MATERIALS AND METHODS

Patients

We retrospectively enrolled 268 patients with non-metastatic ccRCC who underwent surgical treatment at Zhongshan Hospital of Fudan University (Shanghai, China) from 2001 to 2004. None of the patients suffered from other types of renal cancer or had a history of previous anti-cancer therapy. After surgery, patients accepted physical examination, laboratory diagnosis, chest imaging, abdominal CT scans or ultrasound twice a year for the first two years and annually thereafter. Patients were followed up to 10 years after surgery. The followed-up period ranged from 12 to 120 months and the median period was 89 months. OS and RFS were measured from the date of surgery to the date of death and recurrence, respectively or to the date of last follow-up. For each patient, we gathered the following clinicopathologic information: age, gender, size of the tumor, TNM stage, Fuhrman grade, presence of tumor necrosis, microvascular invasion, and sarcomatoid feature. On the basis of radiographic reports and postoperative pathologic data, all of the patents were staged and then reassigned according to the 2010 American Joint Committee on Cancer TNM classification [26]. The UISS predictive models and the Leibovich prognostic score were used to categorize patients into 3 different risk groups. This study was approved by the research medical ethics committee of Zhongshan hospital and was carried out in strict accordance with the approved guidelines.

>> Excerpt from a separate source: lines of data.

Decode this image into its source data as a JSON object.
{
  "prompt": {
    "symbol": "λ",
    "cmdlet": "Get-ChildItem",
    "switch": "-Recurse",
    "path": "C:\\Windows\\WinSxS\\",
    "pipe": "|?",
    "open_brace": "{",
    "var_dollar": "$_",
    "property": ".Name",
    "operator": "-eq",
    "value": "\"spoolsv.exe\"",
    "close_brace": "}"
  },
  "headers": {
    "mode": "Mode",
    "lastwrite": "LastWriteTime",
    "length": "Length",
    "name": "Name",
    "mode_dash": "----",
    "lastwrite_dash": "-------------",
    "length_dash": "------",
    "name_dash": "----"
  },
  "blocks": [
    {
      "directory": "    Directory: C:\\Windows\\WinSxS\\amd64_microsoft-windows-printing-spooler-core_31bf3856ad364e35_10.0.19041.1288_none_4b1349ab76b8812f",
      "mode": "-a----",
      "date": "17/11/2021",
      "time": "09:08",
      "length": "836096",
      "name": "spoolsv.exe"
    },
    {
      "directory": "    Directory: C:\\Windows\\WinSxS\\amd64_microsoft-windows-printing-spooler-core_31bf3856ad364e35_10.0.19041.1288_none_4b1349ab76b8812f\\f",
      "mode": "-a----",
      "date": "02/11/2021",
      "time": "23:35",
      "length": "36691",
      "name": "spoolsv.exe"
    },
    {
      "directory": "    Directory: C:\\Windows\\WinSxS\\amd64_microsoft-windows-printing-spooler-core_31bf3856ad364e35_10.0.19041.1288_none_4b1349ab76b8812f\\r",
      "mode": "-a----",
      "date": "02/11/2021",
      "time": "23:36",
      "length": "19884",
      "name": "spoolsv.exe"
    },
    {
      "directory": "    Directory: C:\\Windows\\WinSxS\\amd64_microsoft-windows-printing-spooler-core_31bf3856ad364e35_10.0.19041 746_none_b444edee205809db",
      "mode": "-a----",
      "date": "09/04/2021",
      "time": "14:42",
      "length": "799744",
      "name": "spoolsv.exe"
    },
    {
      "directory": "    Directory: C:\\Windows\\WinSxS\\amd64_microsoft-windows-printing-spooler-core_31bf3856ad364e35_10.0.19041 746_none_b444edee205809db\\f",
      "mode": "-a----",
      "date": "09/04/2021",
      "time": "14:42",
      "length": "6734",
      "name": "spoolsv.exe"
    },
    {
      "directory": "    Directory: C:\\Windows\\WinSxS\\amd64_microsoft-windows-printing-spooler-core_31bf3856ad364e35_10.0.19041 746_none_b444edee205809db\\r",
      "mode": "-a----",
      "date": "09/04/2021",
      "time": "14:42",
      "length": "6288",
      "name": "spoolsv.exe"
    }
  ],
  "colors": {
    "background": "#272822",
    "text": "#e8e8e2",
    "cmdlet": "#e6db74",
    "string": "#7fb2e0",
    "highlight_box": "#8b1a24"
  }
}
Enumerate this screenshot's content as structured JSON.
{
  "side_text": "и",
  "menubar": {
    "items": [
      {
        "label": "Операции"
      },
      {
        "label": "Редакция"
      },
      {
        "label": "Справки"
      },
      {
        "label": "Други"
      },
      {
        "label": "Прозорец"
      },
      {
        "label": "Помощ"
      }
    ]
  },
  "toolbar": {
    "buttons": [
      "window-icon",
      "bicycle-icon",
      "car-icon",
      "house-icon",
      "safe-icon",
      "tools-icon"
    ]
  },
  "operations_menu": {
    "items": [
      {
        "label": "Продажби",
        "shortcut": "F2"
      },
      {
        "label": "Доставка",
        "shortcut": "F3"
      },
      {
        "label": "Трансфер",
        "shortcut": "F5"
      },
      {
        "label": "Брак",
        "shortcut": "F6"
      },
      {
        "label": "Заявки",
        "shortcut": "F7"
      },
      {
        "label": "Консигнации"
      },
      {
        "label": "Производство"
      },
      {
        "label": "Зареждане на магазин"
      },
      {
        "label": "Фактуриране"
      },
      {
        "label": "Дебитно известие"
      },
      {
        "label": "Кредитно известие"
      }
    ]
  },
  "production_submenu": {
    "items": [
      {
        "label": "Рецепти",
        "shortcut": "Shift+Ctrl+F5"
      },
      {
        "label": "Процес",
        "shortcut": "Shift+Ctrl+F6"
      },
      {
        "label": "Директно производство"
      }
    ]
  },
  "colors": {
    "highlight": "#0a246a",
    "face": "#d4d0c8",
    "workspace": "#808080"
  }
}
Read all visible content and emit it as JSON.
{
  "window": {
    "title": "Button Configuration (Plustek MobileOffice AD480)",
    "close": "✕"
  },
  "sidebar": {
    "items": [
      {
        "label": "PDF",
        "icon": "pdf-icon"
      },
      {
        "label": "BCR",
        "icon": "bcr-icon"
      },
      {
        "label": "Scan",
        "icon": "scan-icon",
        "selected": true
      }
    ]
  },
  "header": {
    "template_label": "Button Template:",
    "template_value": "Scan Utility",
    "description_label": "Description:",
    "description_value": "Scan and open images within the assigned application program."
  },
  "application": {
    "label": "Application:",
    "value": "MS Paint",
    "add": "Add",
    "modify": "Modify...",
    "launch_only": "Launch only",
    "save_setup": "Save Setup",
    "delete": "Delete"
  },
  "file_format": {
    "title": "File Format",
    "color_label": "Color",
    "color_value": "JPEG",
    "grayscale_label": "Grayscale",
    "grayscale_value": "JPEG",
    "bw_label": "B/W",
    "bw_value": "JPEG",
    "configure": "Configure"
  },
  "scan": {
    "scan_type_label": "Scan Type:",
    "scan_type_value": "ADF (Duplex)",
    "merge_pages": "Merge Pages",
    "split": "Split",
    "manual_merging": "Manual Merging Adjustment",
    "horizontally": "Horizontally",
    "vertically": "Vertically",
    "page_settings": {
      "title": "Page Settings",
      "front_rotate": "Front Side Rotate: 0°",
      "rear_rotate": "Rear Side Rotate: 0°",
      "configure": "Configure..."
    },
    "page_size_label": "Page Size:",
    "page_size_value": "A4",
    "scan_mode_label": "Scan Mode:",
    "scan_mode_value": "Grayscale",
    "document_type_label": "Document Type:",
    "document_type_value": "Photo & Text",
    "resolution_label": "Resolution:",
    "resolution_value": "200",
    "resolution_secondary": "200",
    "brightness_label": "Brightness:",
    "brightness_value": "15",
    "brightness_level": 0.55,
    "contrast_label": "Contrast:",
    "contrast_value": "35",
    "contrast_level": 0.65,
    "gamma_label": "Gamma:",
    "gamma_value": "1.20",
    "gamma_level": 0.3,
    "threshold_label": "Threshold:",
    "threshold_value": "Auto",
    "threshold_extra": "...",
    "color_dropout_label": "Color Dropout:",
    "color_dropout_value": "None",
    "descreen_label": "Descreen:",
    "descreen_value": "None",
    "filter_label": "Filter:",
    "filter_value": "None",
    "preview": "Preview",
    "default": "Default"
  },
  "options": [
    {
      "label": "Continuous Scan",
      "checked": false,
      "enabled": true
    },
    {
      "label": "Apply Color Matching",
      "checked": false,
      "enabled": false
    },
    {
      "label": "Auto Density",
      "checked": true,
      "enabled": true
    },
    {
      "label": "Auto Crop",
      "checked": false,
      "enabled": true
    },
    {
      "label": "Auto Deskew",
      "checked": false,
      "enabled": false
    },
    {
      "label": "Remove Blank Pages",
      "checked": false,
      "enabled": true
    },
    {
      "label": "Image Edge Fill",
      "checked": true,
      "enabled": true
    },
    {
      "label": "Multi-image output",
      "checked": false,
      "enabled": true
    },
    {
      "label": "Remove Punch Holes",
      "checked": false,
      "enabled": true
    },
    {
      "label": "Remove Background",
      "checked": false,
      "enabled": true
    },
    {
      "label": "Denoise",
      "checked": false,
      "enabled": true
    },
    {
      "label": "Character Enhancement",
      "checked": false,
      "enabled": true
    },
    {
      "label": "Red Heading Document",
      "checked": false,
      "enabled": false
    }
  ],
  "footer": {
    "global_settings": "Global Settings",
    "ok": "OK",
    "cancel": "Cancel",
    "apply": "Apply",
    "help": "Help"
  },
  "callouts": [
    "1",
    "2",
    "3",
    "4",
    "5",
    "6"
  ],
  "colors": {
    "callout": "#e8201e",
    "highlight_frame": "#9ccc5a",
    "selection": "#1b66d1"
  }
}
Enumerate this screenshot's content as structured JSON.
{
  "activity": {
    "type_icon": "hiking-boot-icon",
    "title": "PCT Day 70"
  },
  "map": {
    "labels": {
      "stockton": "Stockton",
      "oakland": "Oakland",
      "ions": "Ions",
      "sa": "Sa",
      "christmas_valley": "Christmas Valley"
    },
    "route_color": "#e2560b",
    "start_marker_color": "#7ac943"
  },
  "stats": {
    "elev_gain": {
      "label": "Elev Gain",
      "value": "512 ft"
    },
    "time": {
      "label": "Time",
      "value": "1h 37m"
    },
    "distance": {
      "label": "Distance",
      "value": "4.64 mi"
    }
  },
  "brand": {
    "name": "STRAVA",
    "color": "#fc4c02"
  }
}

Tissue microarray and immunohistochemistry

The construction of tissue microarray and the immunohistochemical procedure were performed as previously described [27]. Primary Anti-CCL2 antibody (diluted 1:200; ab9669, Abcam) and Anti-CCR2 antibody (diluted 1:200; ab32144, Abcam) were used for immunohistochemical staining. The immunostaining intensity was evaluated independently by two pathologists without any knowledge of the patients’ outcomes and clinicopathological features. A semi-quantitative score, which ranges from 0 to 300, was used to describe the intensity of staining. It was calculated by multiplying the staining intensities (0: negative; 1: weak staining; 2: moderate staining; 3: strong staining) by the area distributions (0–100%).

Statistical analysis

The minimum P value approach calculated by X-tile software (Yale University, New Haven, CT) was applied to obtain the optimal cutoff that separated each cytokine into low and high expression related to the patients’ OS. Statistical analysis was performed using SPSS 21.0 (IBM Corporation, Armonk, NY, USA), R software version 3.0.2 and the ‘rms’ package (R Foundation for Statistical Computing, Vienna, Austria). Categorical variables were analyzed by Pearson χ2-test while continuous variables were compared by t test. Kaplan-Meier method and the log-rank test were used to establish the survival curves. The Cox proportional hazards regression model was applied to perform univariate and multivariate analyses. The accuracy of multivariate models was measured by the Harrell's Concordance index (C-index), which is calculated by Stata 12.0 (Stata CorpLP, College Station, TX). All statistical tests were two-sided and were performed at a significance level of P < 0.05.